The team itself is made up of five roles: Jennifer Lopez is the director of research operations finance; Kristen Katopol is the director of the human research protection program; Jami Wilson is the director of research nursing and clinical research units; Barb Moskalenko is the director of research operations; and Abby Statler is the director of research quality and safety.

Although the most senior member at Dartmouth-Hitchcock has been there for more than 20 years, two of the team’s members were brought on as recently as May of this year.

“This was a team that formed under extremely adverse conditions [but] you would never know it to sit in a room with them,” Reeves said. “It’s a feeling, when you’re with them, that they’ve worked together for a long time.”

The team discovered that by completing certain parts of their process simultaneously instead of step-by-step they were able to make the whole system more efficient.

Working at such a fast rate isn’t something Reeves wants her research operations team to be doing forever.

“Everybody can work at the pace and with that intensity for a burst of time in an emergency, but as we’ve come to find out, COVID-19 is not a short-lived event,” she said. “We’ve taken our experience and what we’ve learned. We’ve kept the good parts, but certainly we don’t want people working nights, holidays and weekends in order to make things happen as a matter of routine.”

A strategy that Dartmouth-Hitchcock plans to implement going forward is more reliance on digital tools. Tasks such as collecting signatures electronically and holding video conference calls to resolve issues have already proven quicker and easier than the former way of doing business.

Digitized studies also allow for broader participant recruitment, better adherence and opportunities to collect data remotely.

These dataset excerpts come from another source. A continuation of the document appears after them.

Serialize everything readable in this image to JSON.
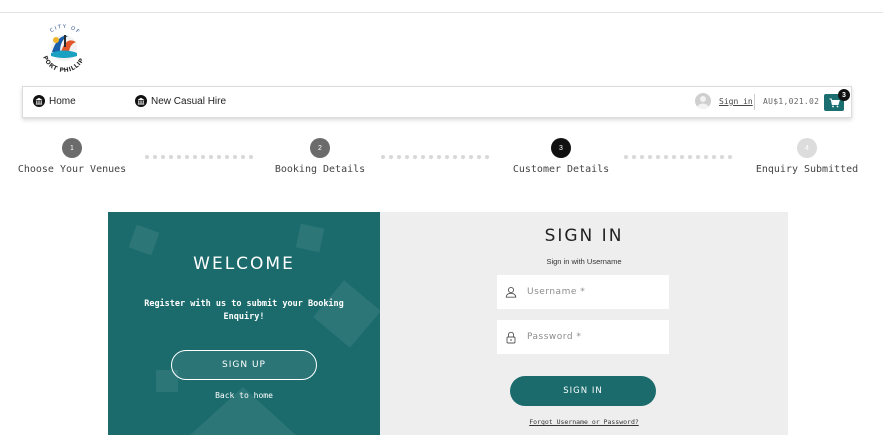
{
  "nav": {
    "home_label": "Home",
    "casual_label": "New Casual Hire",
    "sign_in_label": "Sign in",
    "total": "AU$1,021.02",
    "cart_count": "3"
  },
  "steps": [
    {
      "number": "1",
      "label": "Choose Your Venues",
      "color": "#6b6b6b"
    },
    {
      "number": "2",
      "label": "Booking Details",
      "color": "#6b6b6b"
    },
    {
      "number": "3",
      "label": "Customer Details",
      "color": "#111111"
    },
    {
      "number": "4",
      "label": "Enquiry Submitted",
      "color": "#dcdcdc"
    }
  ],
  "welcome": {
    "title": "WELCOME",
    "message": "Register with us to submit your Booking Enquiry!",
    "signup_label": "SIGN UP",
    "back_label": "Back to home"
  },
  "signin": {
    "title": "SIGN IN",
    "subtitle": "Sign in with Username",
    "username_placeholder": "Username *",
    "password_placeholder": "Password *",
    "button_label": "SIGN IN",
    "forgot_label": "Forgot Username or Password?"
  },
  "colors": {
    "brand_teal": "#1b6b6d",
    "panel_grey": "#eeeeee"
  },
  "icons": [
    "city-logo",
    "bank-icon",
    "user-icon",
    "cart-icon",
    "person-icon",
    "lock-icon"
  ]
}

Integrating electronic tools into clinical trials is becoming common practice in research centers across the globe. Roughly three-quarters of clinical trial professionals said that the pandemic has led to an increase of decentralized clinical trials, and more than 90% said they expect to see that trend continue, according to a survey from Pharma Intelligence.

As the year starts to wrap up, the Dartmouth-Hitchcock team is gearing up to implement the first phase of their new clinical-trial-management system, as well as working towards getting their human-subjects-protection program accredited, and as always, building up the research enterprise as a whole.

“COVID has been a blessing and a curse in so many ways,” Reeves said. “We’ve got to remember that there are some really good innovations that are going to come out of this when all is said and done.”